Intrathecal injection of CD133-positive enriched bone marrow progenitor cells in children with cerebral palsy: feasibility and safety

Abstract Background aims Recent studies have proposed that cellular transplantation may have some regenerative and functional efficacy in the treatment of cerebral palsy (CP); however, much remains to be understood regarding its safety, feasibility and efficacy. This study was initiated to evaluate the safety of autologous bone marrow–derived CD133+ cell intrathecal injection. Methods Children ( n = 12), aged 4 to 12 years, who were diagnosed with different types of CP underwent BM aspiration.

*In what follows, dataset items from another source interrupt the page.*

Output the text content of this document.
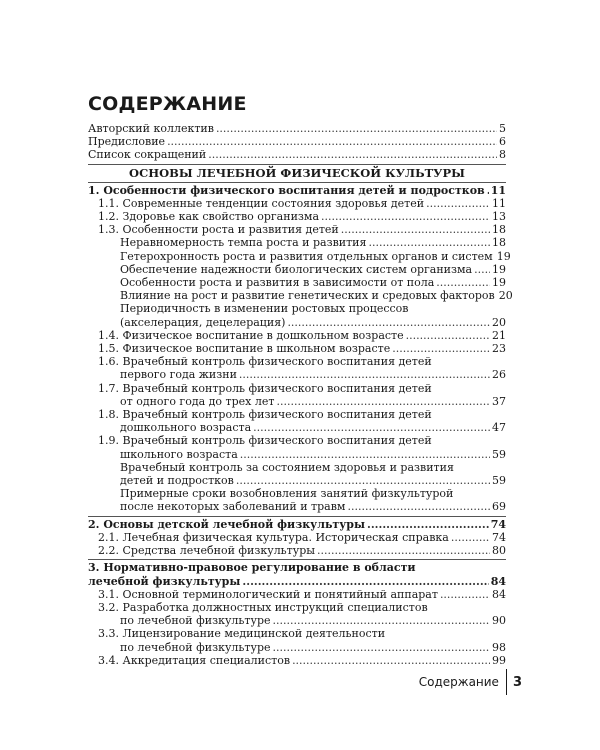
СОДЕРЖАНИЕ
Авторский коллектив .....	5
Предисловие .....	6
Список сокращений .....	8
ОСНОВЫ ЛЕЧЕБНОЙ ФИЗИЧЕСКОЙ КУЛЬТУРЫ
1. Особенности физического воспитания детей и подростков ..... 11
1.1. Современные тенденции состояния здоровья детей .....	11
1.2. Здоровье как свойство организма .....	13
1.3. Особенности роста и развития детей .....	18
Неравномерность темпа роста и развития .....	18
Гетерохронность роста и развития отдельных органов и систем 19
Обеспечение надежности биологических систем организма ..... 19
Особенности роста и развития в зависимости от пола .....	19
Влияние на рост и развитие генетических и средовых факторов 20
Периодичность в изменении ростовых процессов
(акселерация, децелерация) .....	20
1.4. Физическое воспитание в дошкольном возрасте .....	21
1.5. Физическое воспитание в школьном возрасте .....	23
1.6. Врачебный контроль физического воспитания детей
первого года жизни .....	26
1.7. Врачебный контроль физического воспитания детей
от одного года до трех лет .....	37
1.8. Врачебный контроль физического воспитания детей
дошкольного возраста .....	47
1.9. Врачебный контроль физического воспитания детей
школьного возраста .....	59
Врачебный контроль за состоянием здоровья и развития
детей и подростков .....	59
Примерные сроки возобновления занятий физкультурой
после некоторых заболеваний и травм .....	69
2. Основы детской лечебной физкультуры .....	74
2.1. Лечебная физическая культура. Историческая справка .....	74
2.2. Средства лечебной физкультуры .....	80
3. Нормативно-правовое регулирование в области
лечебной физкультуры .....	84
3.1. Основной терминологический и понятийный аппарат .....	84
3.2. Разработка должностных инструкций специалистов
по лечебной физкультуре .....	90
3.3. Лицензирование медицинской деятельности
по лечебной физкультуре .....	98
3.4. Аккредитация специалистов .....	99
Содержание 3
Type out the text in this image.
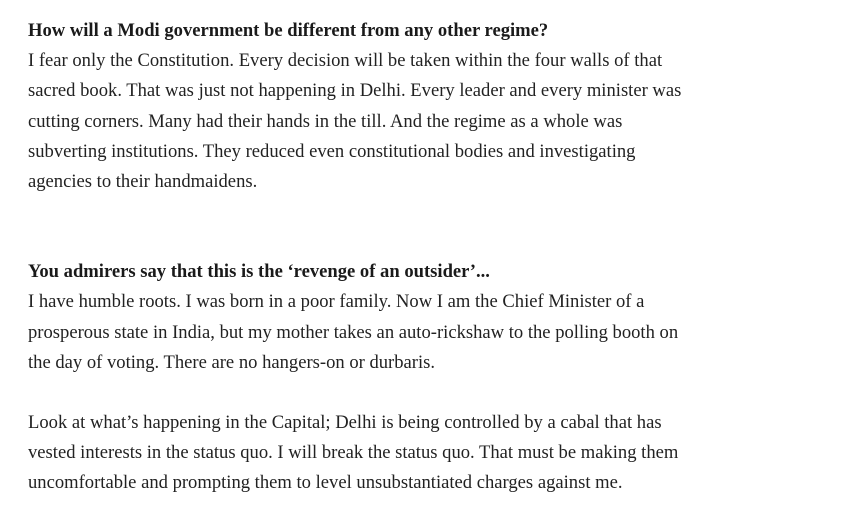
How will a Modi government be different from any other regime?
I fear only the Constitution. Every decision will be taken within the four walls of that
sacred book. That was just not happening in Delhi. Every leader and every minister was
cutting corners. Many had their hands in the till. And the regime as a whole was
subverting institutions. They reduced even constitutional bodies and investigating
agencies to their handmaidens.
You admirers say that this is the ‘revenge of an outsider’...
I have humble roots. I was born in a poor family. Now I am the Chief Minister of a
prosperous state in India, but my mother takes an auto-rickshaw to the polling booth on
the day of voting. There are no hangers-on or durbaris.
Look at what’s happening in the Capital; Delhi is being controlled by a cabal that has
vested interests in the status quo. I will break the status quo. That must be making them
uncomfortable and prompting them to level unsubstantiated charges against me.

CD133+ cells were enriched from the BM samples and intrathecally injected. The Gross Motor Function Measure (GMFM-66), Gross Motor Function Classification System (GMFCS), UK FIM+FAM, Functional Independence Measure (FIM) and Functional Assessment Measure (FAM) were assessed at baseline and 6 months after the procedure. Patients' ability to balance was measured by the Berg Balance Scale (BBS), and severity of spasticity was evaluated by the Modified Ashworth Scale. Magnetic resonance imaging was done at baseline and 6 months after therapy. This study was registered in ClinicalTrials.gov ( NCT01404663 ). Results There were no adverse events detected by clinical and laboratory tests or imaging studies, with the exception of a seizure in 1 patient. A significant improvement was observed 6 months after cell transplantation versus baseline according to GMFM, GMFCS, FIM+FAM, Ashworth Scale, and BBS outcomes. Conclusions Subarachnoid injection of CD133-positive enriched bone marrow progenitor cells in children with CP is a safe approach. The results suggest a possible short-term improvement in neurological function.